La mosquée de la Fauconnière à Gonesse. (capture écran Google view)

L’enquête sur la tuerie de la préfecture de police de Paris se poursuit et de nombreuses questions restent encore en suspens. Mickaël Harpon fréquentait la mosquée de Gonesse (Val-d’Oise), la ville où il habitait. L’un des ex-imams de cette mosquée était fiché S et avait fait l’objet d’une mesure d’obligation de quitter le territoire français (OQTF), en 2015.

Le procureur de la République antiterroriste a précisé ce samedi que l’assaillant, Mickaël Harpon, adhérait à une « vision radicale de l’islam ». L’homme était converti à l’islam depuis une dizaine d’années et son attitude n’avait pas déclenché d’enquête au sein de son service.

Durant la période où il fréquentait la mosquée de la Fauconnière de Gonesse, un imam est « passé brièvement » dans cette communauté « avant d’être rejeté » selon une source proche du dossier citée par plusieurs médias.

Fiché S depuis 2015

Ce dernier est un ressortissant marocain âgé de 35 ans. Il a dirigé la mosquée de la Fauconnière de février à décembre 2017.

En outre, l’homme est fiché S depuis 2015 pour son « fondamentalisme religieux » selon Le Point. Il était par ailleurs qualifié « d’illuminé » et de « théologien ». Cet imam avait aussi exercé dans trois autres mosquées du Val-d’Oise, notamment à Sarcelles.

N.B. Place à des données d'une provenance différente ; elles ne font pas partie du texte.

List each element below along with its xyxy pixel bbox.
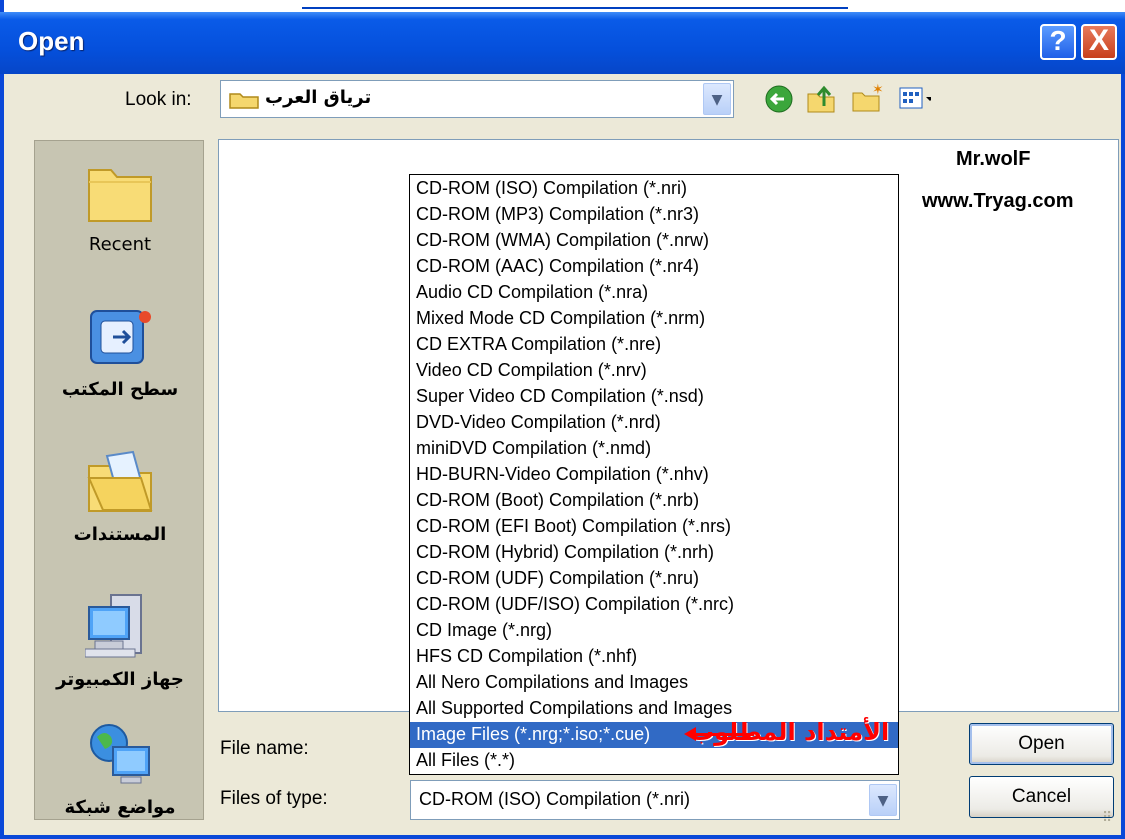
network-places-icon — [90, 724, 150, 784]
recent-folder-icon — [88, 169, 152, 222]
files-of-type-label: Files of type: — [220, 788, 328, 809]
dropdown-option[interactable]: Mixed Mode CD Compilation (*.nrm) — [410, 306, 898, 332]
dropdown-option[interactable]: CD-ROM (UDF/ISO) Compilation (*.nrc) — [410, 592, 898, 618]
dropdown-option[interactable]: CD-ROM (AAC) Compilation (*.nr4) — [410, 254, 898, 280]
place-my-computer[interactable]: جهاز الكمبيوتر — [35, 581, 205, 701]
dropdown-option[interactable]: DVD-Video Compilation (*.nrd) — [410, 410, 898, 436]
place-recent[interactable]: Recent — [35, 146, 205, 266]
dropdown-option[interactable]: CD-ROM (EFI Boot) Compilation (*.nrs) — [410, 514, 898, 540]
dropdown-option[interactable]: CD-ROM (MP3) Compilation (*.nr3) — [410, 202, 898, 228]
dropdown-option[interactable]: Super Video CD Compilation (*.nsd) — [410, 384, 898, 410]
place-desktop[interactable]: سطح المكتب — [35, 291, 205, 411]
views-menu-icon[interactable] — [897, 82, 931, 116]
annotation-text: الأمتداد المطلوب — [690, 718, 890, 746]
up-folder-icon[interactable] — [804, 82, 838, 116]
chevron-down-icon[interactable]: ▼ — [703, 83, 731, 115]
title-bar[interactable]: Open ? X — [0, 12, 1125, 74]
annotation-arrow-head — [684, 727, 696, 741]
dropdown-option[interactable]: CD EXTRA Compilation (*.nre) — [410, 332, 898, 358]
my-computer-icon — [85, 594, 142, 658]
look-in-combo[interactable]: ترياق العرب ▼ — [220, 80, 734, 118]
place-label: جهاز الكمبيوتر — [56, 669, 184, 690]
dropdown-option[interactable]: miniDVD Compilation (*.nmd) — [410, 436, 898, 462]
top-link-underline — [302, 0, 848, 9]
files-of-type-combo[interactable]: CD-ROM (ISO) Compilation (*.nri) ▼ — [410, 780, 900, 820]
back-icon[interactable] — [762, 82, 796, 116]
dropdown-option[interactable]: All Files (*.*) — [410, 748, 898, 774]
open-button[interactable]: Open — [969, 723, 1114, 765]
open-dialog: Open ? X Look in: ترياق العرب ▼ ✶ Recent… — [0, 0, 1125, 839]
dropdown-option[interactable]: CD-ROM (ISO) Compilation (*.nri) — [410, 176, 898, 202]
dropdown-option[interactable]: HFS CD Compilation (*.nhf) — [410, 644, 898, 670]
place-label: Recent — [88, 234, 152, 255]
place-label: سطح المكتب — [61, 379, 179, 400]
places-bar: Recent سطح المكتب المستندات جهاز الكمبيو… — [34, 140, 204, 820]
desktop-icon — [90, 310, 151, 364]
watermark-name: Mr.wolF — [956, 148, 1031, 170]
look-in-label: Look in: — [125, 89, 192, 110]
place-label: مواضع شبكة — [64, 797, 176, 818]
dropdown-option[interactable]: HD-BURN-Video Compilation (*.nhv) — [410, 462, 898, 488]
dropdown-option[interactable]: CD-ROM (Hybrid) Compilation (*.nrh) — [410, 540, 898, 566]
annotation-arrow — [692, 733, 754, 736]
files-of-type-value: CD-ROM (ISO) Compilation (*.nri) — [419, 789, 691, 809]
dropdown-option[interactable]: CD Image (*.nrg) — [410, 618, 898, 644]
dropdown-option[interactable]: CD-ROM (Boot) Compilation (*.nrb) — [410, 488, 898, 514]
watermark-url: www.Tryag.com — [922, 190, 1074, 212]
place-network[interactable]: مواضع شبكة — [35, 709, 205, 829]
new-folder-icon[interactable]: ✶ — [850, 82, 884, 116]
file-type-dropdown-list[interactable]: CD-ROM (ISO) Compilation (*.nri) CD-ROM (… — [409, 174, 899, 775]
documents-folder-icon — [87, 450, 153, 512]
window-title: Open — [18, 26, 85, 56]
dropdown-option[interactable]: Video CD Compilation (*.nrv) — [410, 358, 898, 384]
help-button[interactable]: ? — [1040, 24, 1076, 60]
folder-icon — [229, 93, 259, 109]
dropdown-option[interactable]: CD-ROM (WMA) Compilation (*.nrw) — [410, 228, 898, 254]
dropdown-option[interactable]: Audio CD Compilation (*.nra) — [410, 280, 898, 306]
close-button[interactable]: X — [1081, 24, 1117, 60]
resize-grip[interactable]: ⠿ — [1102, 810, 1122, 830]
svg-text:✶: ✶ — [872, 82, 884, 98]
place-label: المستندات — [73, 524, 167, 545]
look-in-value: ترياق العرب — [265, 87, 372, 108]
dropdown-option[interactable]: CD-ROM (UDF) Compilation (*.nru) — [410, 566, 898, 592]
dropdown-option[interactable]: All Nero Compilations and Images — [410, 670, 898, 696]
top-strip — [4, 0, 1125, 12]
chevron-down-icon[interactable]: ▼ — [869, 784, 897, 816]
cancel-button[interactable]: Cancel — [969, 776, 1114, 818]
file-name-label: File name: — [220, 738, 309, 759]
place-documents[interactable]: المستندات — [35, 436, 205, 556]
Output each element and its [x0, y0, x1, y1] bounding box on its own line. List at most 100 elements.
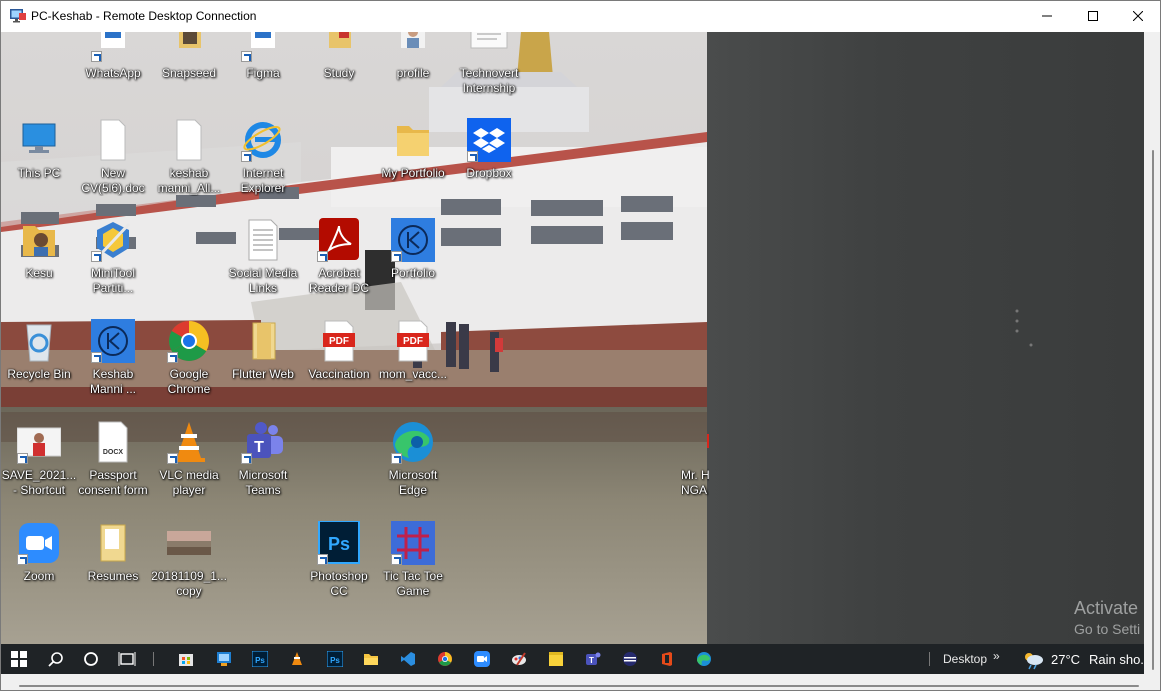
- search-button[interactable]: [45, 649, 67, 669]
- shortcut-arrow-icon: [241, 151, 252, 162]
- desktop-icon-social-media-links[interactable]: Social Media Links: [225, 218, 301, 296]
- desktop-icon-snapseed[interactable]: Snapseed: [151, 32, 227, 81]
- desktop-icon-portfolio[interactable]: Portfolio: [375, 218, 451, 281]
- close-icon: [1133, 11, 1143, 21]
- desktop-icon-tic-tac-toe[interactable]: Tic Tac Toe Game: [375, 521, 451, 599]
- document-icon: [100, 119, 126, 161]
- taskbar-app-remote-desktop[interactable]: [213, 649, 235, 669]
- desktop-icon-resumes[interactable]: Resumes: [75, 521, 151, 584]
- zoom-icon: [474, 651, 490, 667]
- taskbar-app-sticky-notes[interactable]: [545, 649, 567, 669]
- shortcut-arrow-icon: [167, 352, 178, 363]
- spinner-icon: [1015, 309, 1033, 347]
- icon-label: New CV(5l6).doc: [81, 166, 145, 195]
- task-view-button[interactable]: [116, 649, 138, 669]
- desktop-icon-photo-20181109[interactable]: 20181109_1... copy: [151, 521, 227, 599]
- desktop-icon-this-pc[interactable]: This PC: [1, 118, 77, 181]
- desktop-icon-profile[interactable]: profile: [375, 32, 451, 81]
- desktop-icon-vaccination[interactable]: PDF Vaccination: [301, 319, 377, 382]
- taskbar-app-photoshop-2[interactable]: Ps: [324, 649, 346, 669]
- vertical-scrollbar[interactable]: [1144, 32, 1160, 674]
- taskbar-app-vlc[interactable]: [286, 649, 308, 669]
- weather-temperature[interactable]: 27°C: [1051, 652, 1080, 667]
- taskbar-app-photoshop[interactable]: Ps: [249, 649, 271, 669]
- text-file-icon: [248, 219, 278, 261]
- svg-text:T: T: [589, 656, 594, 665]
- remote-desktop-area[interactable]: WhatsApp Snapseed Figma Study profile Te…: [1, 32, 1144, 674]
- folder-icon: [397, 126, 429, 156]
- desktop-icon-study[interactable]: Study: [301, 32, 377, 81]
- desktop-toolbar-label[interactable]: Desktop: [943, 652, 987, 666]
- desktop-icon-passport-consent[interactable]: DOCX Passport consent form: [75, 420, 151, 498]
- desktop-icon-microsoft-teams[interactable]: T Microsoft Teams: [225, 420, 301, 498]
- desktop-icon-photoshop[interactable]: Ps Photoshop CC: [301, 520, 377, 599]
- toolbar-chevron[interactable]: »: [993, 649, 1000, 663]
- shortcut-arrow-icon: [467, 151, 478, 162]
- taskbar-app-unknown[interactable]: [619, 649, 641, 669]
- desktop-icon-kesu[interactable]: Kesu: [1, 218, 77, 281]
- taskbar-app-vscode[interactable]: [397, 649, 419, 669]
- close-button[interactable]: [1115, 1, 1161, 31]
- desktop-icon-minitool[interactable]: MiniTool Partiti...: [75, 218, 151, 296]
- maximize-button[interactable]: [1070, 1, 1116, 31]
- cortana-button[interactable]: [80, 649, 102, 669]
- desktop-icon-dropbox[interactable]: Dropbox: [451, 118, 527, 181]
- taskbar-app-store[interactable]: [175, 649, 197, 669]
- start-button[interactable]: [8, 649, 30, 669]
- remote-desktop-icon: [10, 9, 26, 23]
- taskbar-app-file-explorer[interactable]: [360, 649, 382, 669]
- shortcut-arrow-icon: [91, 51, 102, 62]
- taskbar-app-office[interactable]: [656, 649, 678, 669]
- icon-label: Kesu: [25, 266, 53, 280]
- folder-icon: [23, 226, 55, 256]
- window-title: PC-Keshab - Remote Desktop Connection: [31, 9, 257, 23]
- desktop-icon-vlc[interactable]: VLC media player: [151, 420, 227, 498]
- desktop-icon-flutter-web[interactable]: Flutter Web: [225, 319, 301, 382]
- desktop-icon-new-cv[interactable]: New CV(5l6).doc: [75, 118, 151, 196]
- desktop-icon-recycle-bin[interactable]: Recycle Bin: [1, 319, 77, 382]
- document-icon: [176, 119, 202, 161]
- taskbar-app-teams[interactable]: T: [582, 649, 604, 669]
- desktop-icon-figma[interactable]: Figma: [225, 32, 301, 81]
- maximize-icon: [1088, 11, 1098, 21]
- desktop-icon-google-chrome[interactable]: Google Chrome: [151, 319, 227, 397]
- scrollbar-thumb[interactable]: [1152, 150, 1154, 670]
- desktop-icon-my-portfolio[interactable]: My Portfolio: [375, 118, 451, 181]
- desktop-icon-keshab-manni-all[interactable]: keshab manni_All...: [151, 118, 227, 196]
- icon-label: Internet Explorer: [240, 166, 286, 195]
- desktop-icon-keshab-manni[interactable]: Keshab Manni ...: [75, 319, 151, 397]
- title-bar[interactable]: PC-Keshab - Remote Desktop Connection: [1, 1, 1160, 31]
- photo-icon: [401, 32, 425, 48]
- desktop-icon-zoom[interactable]: Zoom: [1, 521, 77, 584]
- desktop-icon-internet-explorer[interactable]: Internet Explorer: [225, 118, 301, 196]
- icon-label: Microsoft Edge: [388, 468, 438, 497]
- minimize-button[interactable]: [1024, 1, 1070, 31]
- desktop-icon-microsoft-edge[interactable]: Microsoft Edge: [375, 420, 451, 498]
- taskbar-app-chrome[interactable]: [434, 649, 456, 669]
- taskbar-app-zoom[interactable]: [471, 649, 493, 669]
- desktop-icon-mom-vacc[interactable]: PDF mom_vacc...: [375, 319, 451, 382]
- taskbar-app-edge[interactable]: [693, 649, 715, 669]
- horizontal-scrollbar[interactable]: [1, 674, 1160, 690]
- folder-icon: [179, 32, 201, 48]
- icon-label: VLC media player: [159, 468, 219, 497]
- icon-label: Tic Tac Toe Game: [383, 569, 443, 598]
- icon-label: Study: [323, 66, 355, 80]
- desktop-icon-mr-h-nga[interactable]: Mr. H NGA: [669, 420, 709, 498]
- icon-label: Zoom: [23, 569, 55, 583]
- scrollbar-thumb[interactable]: [19, 685, 1139, 687]
- desktop-icon-acrobat-reader[interactable]: Acrobat Reader DC: [301, 218, 377, 296]
- desktop-icon-whatsapp[interactable]: WhatsApp: [75, 32, 151, 81]
- icon-label: Resumes: [87, 569, 139, 583]
- weather-icon[interactable]: [1021, 650, 1045, 670]
- pdf-icon: [707, 434, 709, 448]
- svg-text:Ps: Ps: [255, 656, 265, 665]
- desktop-icon-technovert[interactable]: Technovert Internship: [451, 32, 527, 96]
- taskbar-app-paint[interactable]: [508, 649, 530, 669]
- photoshop-icon: Ps: [252, 651, 268, 667]
- desktop-icon-save-2021-shortcut[interactable]: SAVE_2021... - Shortcut: [1, 420, 77, 498]
- taskbar: Ps Ps T Desktop » 27°C Rain sho.: [1, 644, 1144, 674]
- weather-description[interactable]: Rain sho...: [1089, 652, 1144, 667]
- remote-desktop-icon: [217, 652, 231, 666]
- folder-icon: [100, 524, 126, 562]
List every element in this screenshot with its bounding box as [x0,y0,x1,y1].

Une OQTF qui n’a pas été appliquée

Alors qu’il exerçait dans cette commune, cet imam a fait l’objet d’une mesure d’obligation de quitter le territoire français (OQTF) la même année, en raison notamment de ses prêches radicaux et de ses fréquentations a expliqué le député François Pupponi (ex-PS), l’ancien maire de la ville. Une mesure qui n’a pas été appliquée. Son titre de séjour a d’ailleurs été renouvelé. Un titre valable jusqu’en avril 2020.

Interrogé par la commission des lois de l’Assemblée nationale ce mardi, le ministre de l’Intérieur Christophe Castaner est revenu sur cette affaire, confirmant que la mesure d’éloignement n’avait pas été appliquée et qu’il « ne sait pas pourquoi ».

« Ce que je sais, c’est que depuis, dans le cadre de la commission départementale (…), il a été décidé de lui accorder un titre valable parce qu’il a un enfant et qu’il s’est marié », a déclaré Christophe Castaner.

« Cela s’appelle un dysfonctionnement majeur »

« Comment est-il possible qu’un imam radicalisé, et ce sont les services de renseignement qui le disent, à qui on notifie une obligation de quitter le territoire français en 2015, est toujours là en 2019 ? Cela s’appelle un dysfonctionnement majeur, cela s’appelle une faute », a réagi de son côté François Pupponi, à franceinfo.

Il affirme n’avoir jamais parlé avec Mickaël Harpon

L’imam visé par cette polémique a d’autre part expliqué à ce même média qu’il n’avait « jamais été convoqué par la police ou par les renseignements généraux ».

Il affirme également n’avoir jamais parlé avec Mickaël Harpon : « Il était très discret, je ne connais pas son nom, ni où il travaille, ni où il habite. Je n’ai jamais parlé avec lui, mais des fois, il m’a serré la main ».